This is a proposal to add the inverses of log(self, base: f64) -> f64 and log10(self) -> f64 to the standard lib, namely:

expf(self, base: f64) -> f64

exp10(self) -> f64

I was struck to find that there was no exp10 function in the stdlib. After all, the pairs exp/ln and exp2log2 exists, and so does log10 - so by symmetry so should exp10. Is there an explanation for this API asymmetry? I couldn't find any.

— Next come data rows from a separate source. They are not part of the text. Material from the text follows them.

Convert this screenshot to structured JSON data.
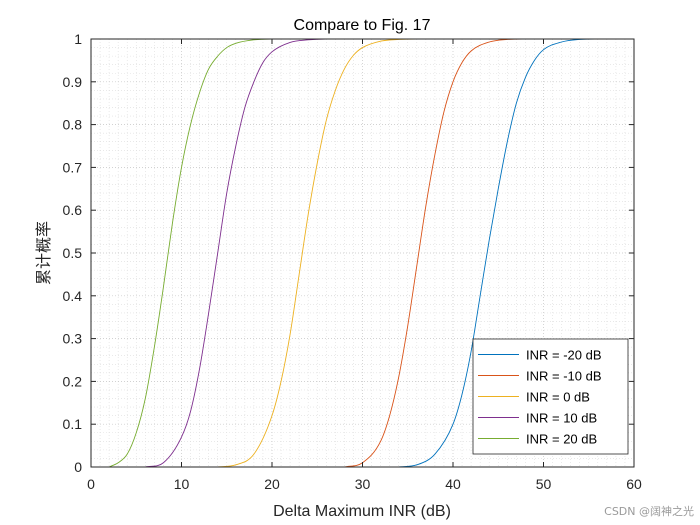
{
  "chart_data": {
    "type": "line",
    "title": "Compare to Fig. 17",
    "xlabel": "Delta Maximum INR (dB)",
    "ylabel": "累计概率",
    "xlim": [
      0,
      60
    ],
    "ylim": [
      0,
      1
    ],
    "xticks": [
      0,
      10,
      20,
      30,
      40,
      50,
      60
    ],
    "xtick_labels": [
      "0",
      "10",
      "20",
      "30",
      "40",
      "50",
      "60"
    ],
    "yticks": [
      0,
      0.1,
      0.2,
      0.3,
      0.4,
      0.5,
      0.6,
      0.7,
      0.8,
      0.9,
      1
    ],
    "ytick_labels": [
      "0",
      "0.1",
      "0.2",
      "0.3",
      "0.4",
      "0.5",
      "0.6",
      "0.7",
      "0.8",
      "0.9",
      "1"
    ],
    "grid": "major and minor dotted",
    "legend_position": "bottom-right",
    "series": [
      {
        "name": "INR = -20 dB",
        "color": "#0072BD",
        "x": [
          34,
          36,
          38,
          40,
          41,
          42,
          43,
          44,
          45,
          46,
          47,
          48,
          49,
          50,
          52,
          54,
          56,
          58,
          60
        ],
        "y": [
          0,
          0.005,
          0.03,
          0.1,
          0.17,
          0.27,
          0.4,
          0.53,
          0.65,
          0.76,
          0.85,
          0.91,
          0.95,
          0.975,
          0.993,
          0.999,
          1,
          1,
          1
        ]
      },
      {
        "name": "INR = -10 dB",
        "color": "#D95319",
        "x": [
          28,
          30,
          32,
          33,
          34,
          35,
          36,
          37,
          38,
          39,
          40,
          41,
          42,
          44,
          46,
          48,
          50,
          52
        ],
        "y": [
          0,
          0.01,
          0.06,
          0.12,
          0.21,
          0.33,
          0.47,
          0.61,
          0.73,
          0.83,
          0.9,
          0.945,
          0.972,
          0.993,
          0.999,
          1,
          1,
          1
        ]
      },
      {
        "name": "INR = 0 dB",
        "color": "#EDB120",
        "x": [
          14,
          16,
          18,
          20,
          21,
          22,
          23,
          24,
          25,
          26,
          27,
          28,
          29,
          30,
          32,
          34,
          36,
          38
        ],
        "y": [
          0,
          0.005,
          0.03,
          0.12,
          0.2,
          0.31,
          0.45,
          0.59,
          0.71,
          0.81,
          0.88,
          0.93,
          0.962,
          0.98,
          0.995,
          0.999,
          1,
          1
        ]
      },
      {
        "name": "INR = 10 dB",
        "color": "#7E2F8E",
        "x": [
          6,
          8,
          10,
          11,
          12,
          13,
          14,
          15,
          16,
          17,
          18,
          19,
          20,
          22,
          24,
          26,
          28,
          30
        ],
        "y": [
          0,
          0.01,
          0.07,
          0.13,
          0.23,
          0.36,
          0.5,
          0.64,
          0.75,
          0.84,
          0.9,
          0.945,
          0.97,
          0.992,
          0.998,
          1,
          1,
          1
        ]
      },
      {
        "name": "INR = 20 dB",
        "color": "#77AC30",
        "x": [
          2,
          3,
          4,
          5,
          6,
          7,
          8,
          9,
          10,
          11,
          12,
          13,
          14,
          15,
          16,
          18,
          20,
          22
        ],
        "y": [
          0,
          0.01,
          0.03,
          0.08,
          0.16,
          0.28,
          0.42,
          0.57,
          0.7,
          0.8,
          0.875,
          0.93,
          0.96,
          0.98,
          0.99,
          0.998,
          1,
          1
        ]
      }
    ]
  },
  "watermark": "CSDN @阔神之光"
}
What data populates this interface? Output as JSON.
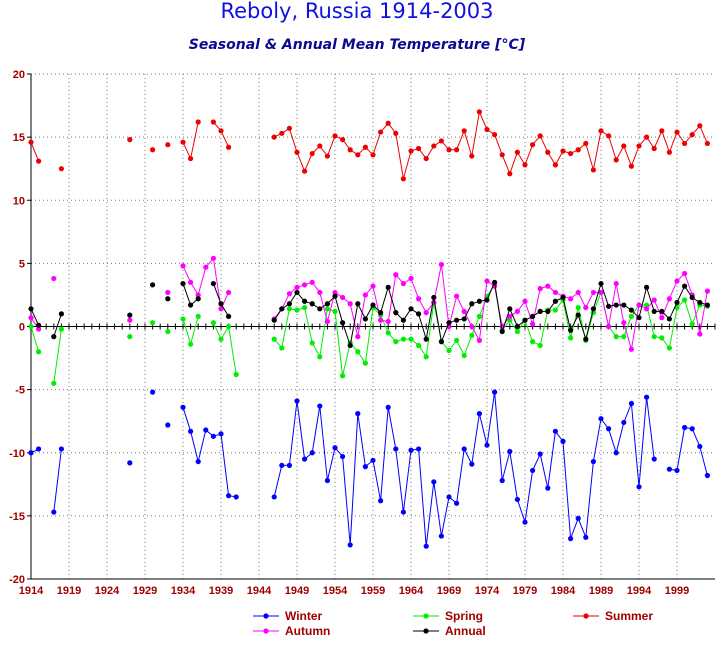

See comparison of currently required syntax (unless I'm missing something) and the possible syntax under this proposal

let x = 3.0_f64;
// All the following expressions should be ~3.0
// Because we are chaining an operation and its inverse
let y = x.log10().exp10(); // proposal
let z = 10_f64.powf(x.log10()); // current syntax required
let a = x.log(2.3).expf(2.3); // proposal
let b = 2.3_f64.powf(x.log(2.3)); // current syntax required
let c = x.log2().exp2(); // this is already supported
let d = x.ln().exp(); // also already supported
}

I feel that from symmetry this proposal is a no-brainer. It's more concise, obvious, clean to read, gets rid of the _f64 explicit type annotation that's unnecessary in symmetric mode.

For every float method there should be the inverse available, using predictable syntax. Right now that requirement is not satisfied as far as I'm aware.

Note: When I first wrote the code, I didn't include the _f64 in 10_f64.powf(x.log10()); causing compiler error. This proposal would eliminate this type of bug. One more reason.

Unfortunately, because exp() is already defined and Rust doesn't support overloading, the inverse of log(base: f64) can't be exp(base: f64), hence my idea to name it expf - but other names would be just as good. Maybe exp_base or something would be ok as well.

The lack of exp10 seems like an oversight. That would be nice to have.

I am not so convinced by a variable-base exponential function. While I agree that needing the _f64 in 2.3_f64.powf(x) is a pain (and just 2.3.powf(x) looks a bit weird too with the two periods), adding a new function that is just the same with argument order swapped feels like it could just add more confusion. Consider that you can also write f64::powf(2.3, x).

For comparison, the exponential functions included on the list of recommended operations in the IEEE754-2008 (or 2019) standards are B^x and B^x - 1 for each B in [e, 2, 10]: exp, expm1, exp2, exp2m1, exp10, exp10m1, and the listed logarithms are their inverses: log, logp1, log2, log2p1, log10, log10p1.
Out of those, Rust is missing exp10 and the +/-1 variants for bases 2 and 10.

Notably there is no variable-base logarithm there at all, and the natural logarithm is just called "log" (in Rust it is f64::ln, and f64::log takes any base).

This would get even worse if one wanted to do things after the doing the exponential. Then a neat .chain would arbitrarily, for no reasons other than .expf not being available end up as two chains

One case for not adding inverse of arbitrary exp is that it's probably much more rarely used than the bases 2, e, 10.

As an aside, the reason for the ±1 variants (which Rust should add) is the loss of precision inherent in IEEE 754 when you do (B^x) - 1 if x is close to 0. For example, if x equals 1.0e-40_f64, then to the limits of f64, exp(x) - 1.0_f64 is 0.0, while expm1(x) is 1e-40. Similar applies in the other direction - log1p(1.0e-40_f64) is 1e-40, while log(1.0_f64 + 1.0e-40_f64) is 0.0.

Most of the time, this doesn't matter - but when it does matter, it really matters.

One possible reason is that C99 doesn't have an arbitrary-base logarithm function, and I would bet log(x)/log(2) is going to round incorrectly in common cases. Whereas pow exists, so pow(2, x) and pow(10, x) work fine (as 2 and 10 are exact), so the only necessary special case is exp(x) since pow(e, x) is inaccurate due to e not being representable. (And exp2 is just because the floating-point numbers use power-of-two scale, so it can be done more efficiently than general pow.)